The design by Edward Turner drew on Triumph's long experience of building fast motorcycles, and was sold under two brand names to take advantage of established distribution networks. This badge engineering was one of the last uses of the Sunbeam marque. The differences between the BSA Sunbeam and Triumph Tigress were entirely cosmetic - the former in polychromatic green paint, also two-tone red and cream, with a BSA badge; the latter in a shell blue or mimosa and ivory (two tone) with Triumph badging.

The scooter was available with a 250 cc four-stroke twin (10 hp; 7.5 kW) or 175 cc two-stroke single-cylinder engine (7.5 hp; 5.6 kW). Both engines were forced-air-cooled and curbed to keep low petrol consumption. The two-stroke was a development of the BSA Bantam engine but the four-stroke was a completely new parallel-twin with gear rather than chain drive to the gearbox. The contact-breaker fed two ignition coils, each of which had a lead to its spark plug without a distributor. Drive to the rear wheel was by a fully enclosed chain in an oil bath. Both versions had four, foot-operated gears. Some of the 250 twins were fitted with an electric starter and a 12 volt (not 6 volt) electrical system. The 250 twin sold well and could do 70 mph (113 km/h) with efficient suspension and good roadholding despite having only 10-inch wheels. The weight was low in comparison to other scooters (100/110 kg). The only problem was build quality: it was sometimes said that a Tigress was a joy to own so long as someone else was paying the repair bills.

The 250 cc four-stroke model was discontinued in 1964, the 175 cc two-stroke model in 1965.
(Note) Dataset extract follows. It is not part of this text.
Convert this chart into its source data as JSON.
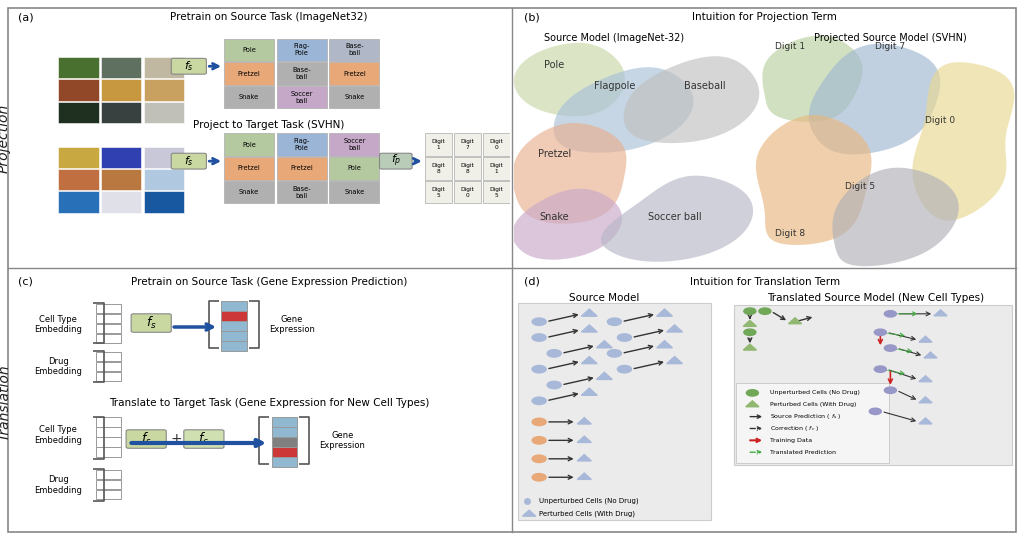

Later in the 1960s, despite internal opposition from those who felt that scooters would dilute the macho image of the brand, Triumph (owned by BSA) produced another scooter and a motor tricycle for "shoppers". The Triumph Tina and the Ariel 3 tricycle (BSA also owned the Ariel marque) were intended to tap into the market segment for a convenient 'shopping basket'.